Note: As security for Applicant Peter White's obligation to Beneficiary in an insurance underwriting relationship, Applicant caused three LCs to be issued for UK£60,000, UK£45,000, and UK£63,000. The expiry and other drawing requirements to be included in the LC were provided to Issuer by Donna Underwriting Agencies Ltd., which was acting as Applicant's agent.
Pursuant to the terms of the LCs, Applicant notified Issuer that the LCs were to be terminated, which signified that Beneficiary had to draw on the LCs within four years of the notice of termination, which it then did and was paid.
When Applicant refused to reimburse the amount paid, Issuer sued Applicant for reimbursement and Applicant joined Beneficiary in the suit as a third party.

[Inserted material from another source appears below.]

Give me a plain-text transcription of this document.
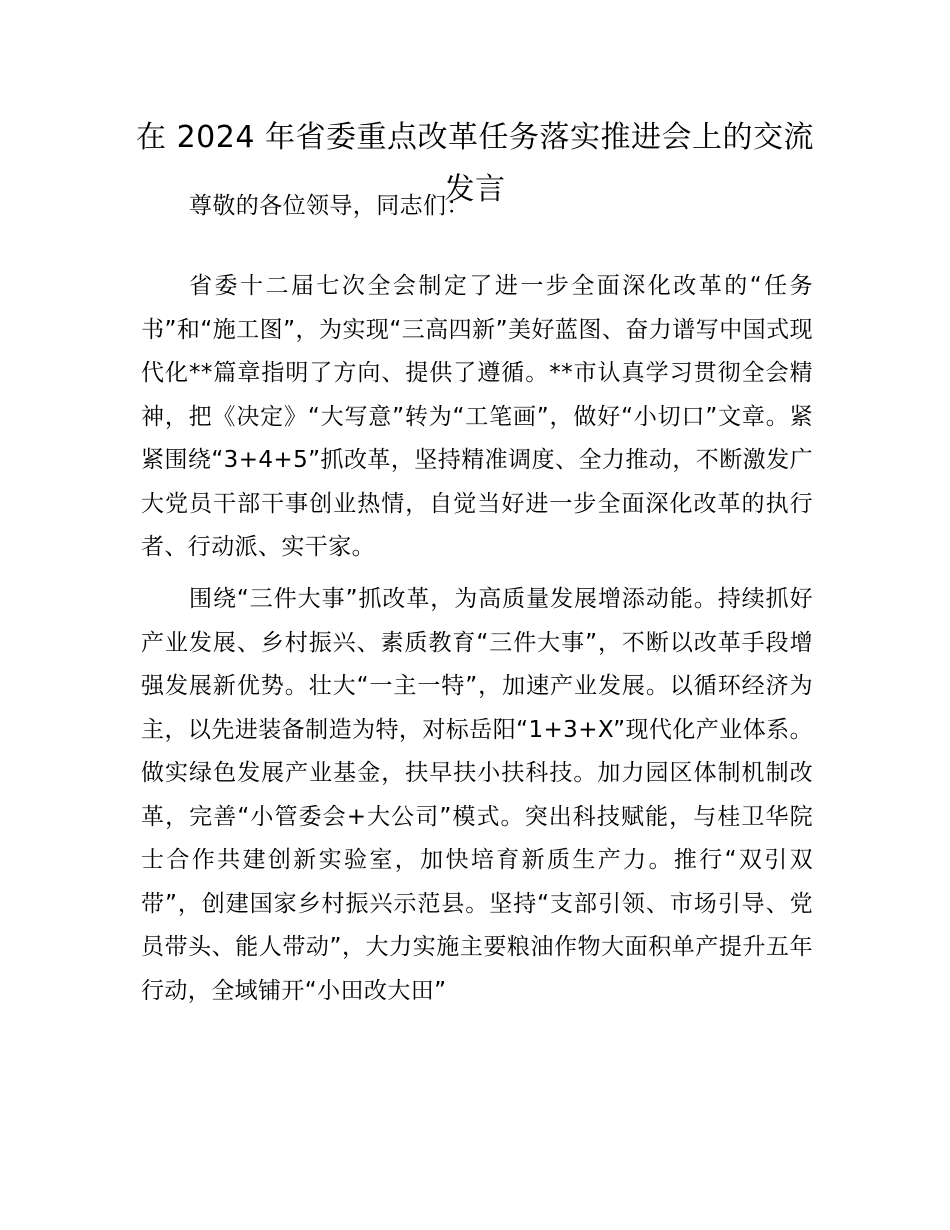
在 2024 年省委重点改革任务落实推进会上的交流发言

尊敬的各位领导，同志们：

省委十二届七次全会制定了进一步全面深化改革的“任务书”和“施工图”，为实现“三高四新”美好蓝图、奋力谱写中国式现代化**篇章指明了方向、提供了遵循。**市认真学习贯彻全会精神，把《决定》“大写意”转为“工笔画”，做好“小切口”文章。紧紧围绕“3+4+5”抓改革，坚持精准调度、全力推动，不断激发广大党员干部干事创业热情，自觉当好进一步全面深化改革的执行者、行动派、实干家。

围绕“三件大事”抓改革，为高质量发展增添动能。持续抓好产业发展、乡村振兴、素质教育“三件大事”，不断以改革手段增强发展新优势。壮大“一主一特”，加速产业发展。以循环经济为主，以先进装备制造为特，对标岳阳“1+3+X”现代化产业体系。做实绿色发展产业基金，扶早扶小扶科技。加力园区体制机制改革，完善“小管委会+大公司”模式。突出科技赋能，与桂卫华院士合作共建创新实验室，加快培育新质生产力。推行“双引双带”，创建国家乡村振兴示范县。坚持“支部引领、市场引导、党员带头、能人带动”，大力实施主要粮油作物大面积单产提升五年行动，全域铺开“小田改大田”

Subsequently, Issuer applied to be severed in order to keep the suit by Applicant against Beneficiary separate. Issuer's application was refused by the Supreme Court of Victoria, Common Law Division, Warren, J.
Issuer appealed from that decision, arguing that Applicant has so substantially changed its claims against the Beneficiary since the ruling that the court should reconsider the severance request. Agreeing that the claim has been substantially amended to warrant review, Byrne, J., reviewed but dismissed Issuer's request.
The court noted that Issuer's and Applicant's claims were factually similar enough to be maintained in a single action, and that Applicant's third party claim to join Issuer was valid when made.
Finally, the court noted that the delay in trial was not entirely the fault of [Applicant], but the result of "interlocutory skirmishing between [Applicant] and [Beneficiary]" and not a large risk to the execution of a successful trial as the claim "is largely a documentary one so that the erosion by the passage of time of the memories of witnessed may not have the significance to [Issuer's] case that it might otherwise have."